Dr. Tahlil Ahmed from the IRC’s emergency response team said: “It is critical to deploy mobile primary health care units immediately to schools and areas where IDPs are squatting. Common, treatable ailments such as diarrhea, respiratory and skin infections are proliferating. Reproductive health, trauma support service -– the needs are huge –- but providing even basic medical services will go a long way towards significantly improving people’s lives.”
The assessment team found that the few health facilities available to out-of-camp IDPs were not only understaffed, but those staff members available were insufficiently trained in essential and basic medical techniques. Moreover, diagnostic equipment, such as the laboratory equipment necessary to properly diagnose malaria, is severely lacking, as is a system to refer patients to other, better equipped facilities.
Of the 2.5 million displaced persons in the North-West Frontier Province, only 10 to 15 percent are able to secure admission to a camp and access the services and resources available there. Meanwhile, the remaining 2.3 million displaced people must take refuge in nearby communities, often beyond the reach of humanitarian assistance and basic services. Those without friends or family nearby must squat in schools, clinics or other abandoned buildings, stretching their minimal resources to survive and relying on the generosity of already impoverished communities.
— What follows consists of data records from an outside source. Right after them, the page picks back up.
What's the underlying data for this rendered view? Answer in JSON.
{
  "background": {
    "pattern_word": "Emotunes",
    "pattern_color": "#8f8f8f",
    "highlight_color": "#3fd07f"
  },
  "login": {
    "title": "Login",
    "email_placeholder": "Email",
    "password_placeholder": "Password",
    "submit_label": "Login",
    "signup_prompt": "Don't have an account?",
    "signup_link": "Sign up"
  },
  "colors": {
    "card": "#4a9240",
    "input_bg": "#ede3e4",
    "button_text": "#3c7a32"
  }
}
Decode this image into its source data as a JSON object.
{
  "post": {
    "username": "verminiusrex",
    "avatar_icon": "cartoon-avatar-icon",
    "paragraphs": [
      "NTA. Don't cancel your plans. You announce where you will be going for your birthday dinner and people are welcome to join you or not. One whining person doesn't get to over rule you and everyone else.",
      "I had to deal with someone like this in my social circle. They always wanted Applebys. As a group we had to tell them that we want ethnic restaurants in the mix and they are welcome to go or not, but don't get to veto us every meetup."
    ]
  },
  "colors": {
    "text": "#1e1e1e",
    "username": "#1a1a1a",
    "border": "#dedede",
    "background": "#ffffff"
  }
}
Because they are less visible and less accessible to aid groups, displaced people who are not in residing in camps are chronically underserved and vulnerable.
Given the assessment team’s findings, the IRC deployed a mobile health team last week in Mardan district, and assembled additional teams to be dispatched to the Mardan and Swabi districts.
Meanwhile, the IRC has received additional support that will permit the expansion of water, sanitation and hygiene-promotion services to approximately 400,000 out-of-camp IDPs and host communities.